Professor Kathleen Powis (Harvard Medical School, United States)

Professor Arvind Varsani (Arizona State University, United States)

Professor Renee Heffron (University of Washington, United States)

Ongoing projects include:

  • Assessing vaginal virome and bacteriome in pregnant women living with HIV in sub-Saharan Africa and risk of preterm birth
  • Assessing the relationship between Bifidobacterium infantis supplementation, gut microbiota and neurodevelopment in infants exposed to HIV
  •  Assessing the impact of fermented food consumption on gut microbiota of South African mothers
  • Developing and evaluating live biotherapeutics for treatment of bacterial vaginosis in South African women

Completed projects:

The VaViBa (Interaction of Vaginal Virome and Bacteriome in pregnant women living with HIV in sub-Saharan Africa and risk of preterm birth) project was funded by the European and Developing Countries Clinical Trials Partnership (EDCTP) through a Career Development Fellowship in poverty-related diseases and child and adolescent health from July 2021 – December 2024.

This project leveraged the infrastructure and rigorous metadata of a pregnancy cohort study in Khayelitsha, Cape Town, South Africa. The study aimed to evaluate the effect of HIV infection on the vaginal virome, identify in vivo associations between virome and bacteriome, validate key bacterial-viral interactions in vitro, and evaluate if changes in the vaginal virome are associated with preterm birth in women with HIV.
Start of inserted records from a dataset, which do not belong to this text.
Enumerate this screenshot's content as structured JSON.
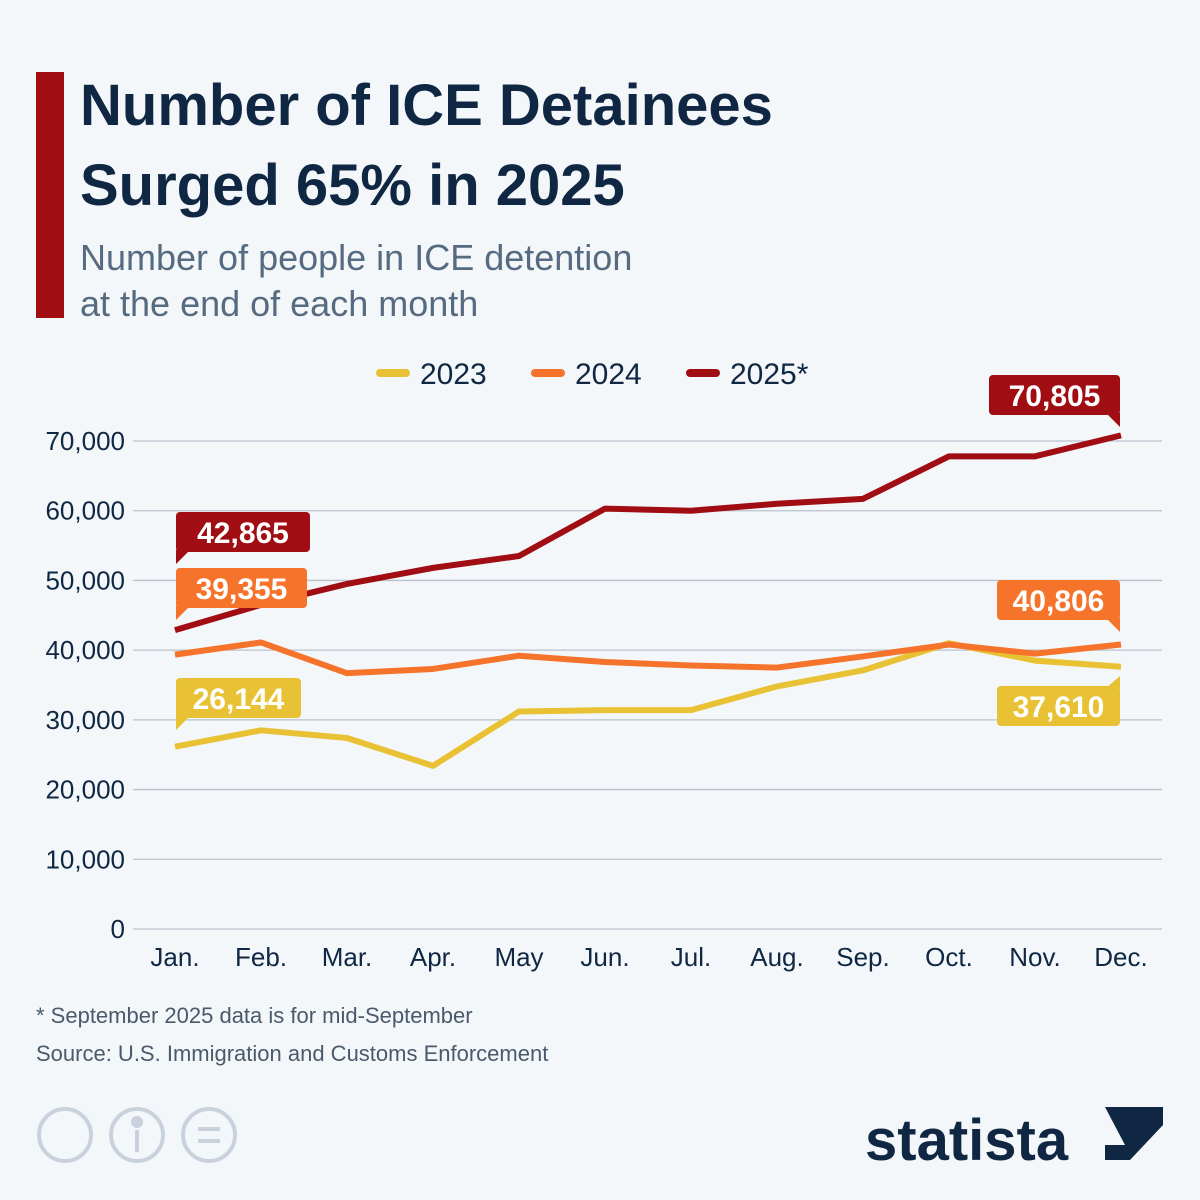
{
  "chart_data": {
    "type": "line",
    "title_lines": [
      "Number of ICE Detainees",
      "Surged 65% in 2025"
    ],
    "subtitle_lines": [
      "Number of people in ICE detention",
      "at the end of each month"
    ],
    "categories": [
      "Jan.",
      "Feb.",
      "Mar.",
      "Apr.",
      "May",
      "Jun.",
      "Jul.",
      "Aug.",
      "Sep.",
      "Oct.",
      "Nov.",
      "Dec."
    ],
    "series": [
      {
        "name": "2023",
        "color": "#e8c234",
        "values": [
          26144,
          28500,
          27400,
          23400,
          31200,
          31400,
          31400,
          34800,
          37100,
          41000,
          38500,
          37610
        ],
        "value_labels": [
          "26,144",
          null,
          null,
          null,
          null,
          null,
          null,
          null,
          null,
          null,
          null,
          "37,610"
        ]
      },
      {
        "name": "2024",
        "color": "#f5732a",
        "values": [
          39355,
          41100,
          36700,
          37300,
          39200,
          38300,
          37800,
          37500,
          39100,
          40800,
          39500,
          40806
        ],
        "value_labels": [
          "39,355",
          null,
          null,
          null,
          null,
          null,
          null,
          null,
          null,
          null,
          null,
          "40,806"
        ]
      },
      {
        "name": "2025*",
        "color": "#a00d13",
        "values": [
          42865,
          46500,
          49500,
          51800,
          53500,
          60300,
          60000,
          61000,
          61700,
          67800,
          67800,
          70805
        ],
        "value_labels": [
          "42,865",
          null,
          null,
          null,
          null,
          null,
          null,
          null,
          null,
          null,
          null,
          "70,805"
        ]
      }
    ],
    "ylim": [
      0,
      70000
    ],
    "yticks": [
      0,
      {
        "value": 10000,
        "label": "10,000"
      },
      {
        "value": 20000,
        "label": "20,000"
      },
      {
        "value": 30000,
        "label": "30,000"
      },
      {
        "value": 40000,
        "label": "40,000"
      },
      {
        "value": 50000,
        "label": "50,000"
      },
      {
        "value": 60000,
        "label": "60,000"
      },
      {
        "value": 70000,
        "label": "70,000"
      }
    ],
    "grid": true,
    "footnote": "* September 2025 data is for mid-September",
    "source": "Source: U.S. Immigration and Customs Enforcement",
    "brand": "statista"
  }
}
We found that vaginal DNA virome profiles were distinct between pregnant women with and without HIV. The observed -per participant richness of viral operational taxonomic units (vOTUs) was lower in pregnant women with HIV compared to those without HIV. Papillomavirus vOTUs were uniquely detected in pregnant women with HIV, while herpesvirus vOTUs were noted in both groups of women to a similar extent. Strikingly, in both groups of women, the vaginal viral community was dominated by bacteriophages, making up > 95% of the total vOTUs. Bacteriophage vOTUs with the predicted bacterial hosts Prevotella and Fannyhessea vaginae were more prevalent in pregnant women with HIV than women without HIV, while those predicted to target Peptoniphilus were only present in pregnant women living without HIV. Bacteriophages with a predicted temperate lifestyle were more common than those predicted to be lytic in both groups of women.
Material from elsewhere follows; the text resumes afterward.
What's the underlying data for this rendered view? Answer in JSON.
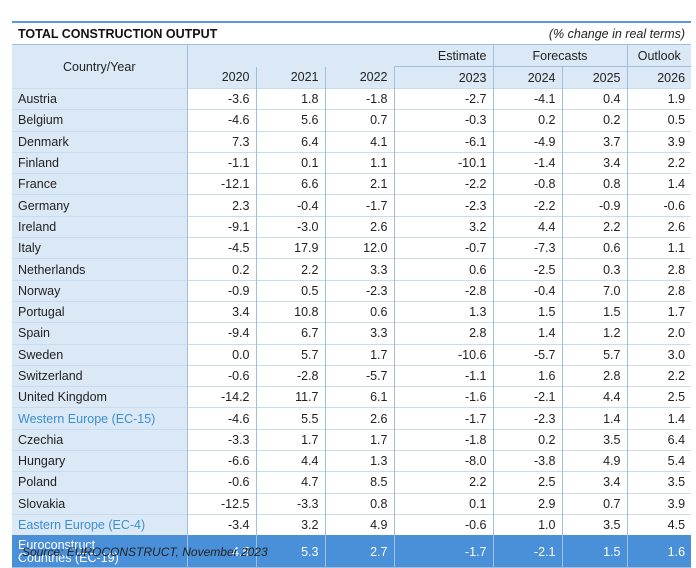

Differences in vaginal viral diversity and composition suggests that, like the bacterial microbiome, the vaginal virome might also differ between women living with and without HIV. Future research is needed to understand its impact on reproductive health outcomes. Understanding the interplay between vaginal viruses, bacteria and preterm birth is relevant for developing novel diagnostics and interventions for improving birth outcomes among women with HIV, and to potentially decrease infant morbidity and mortality.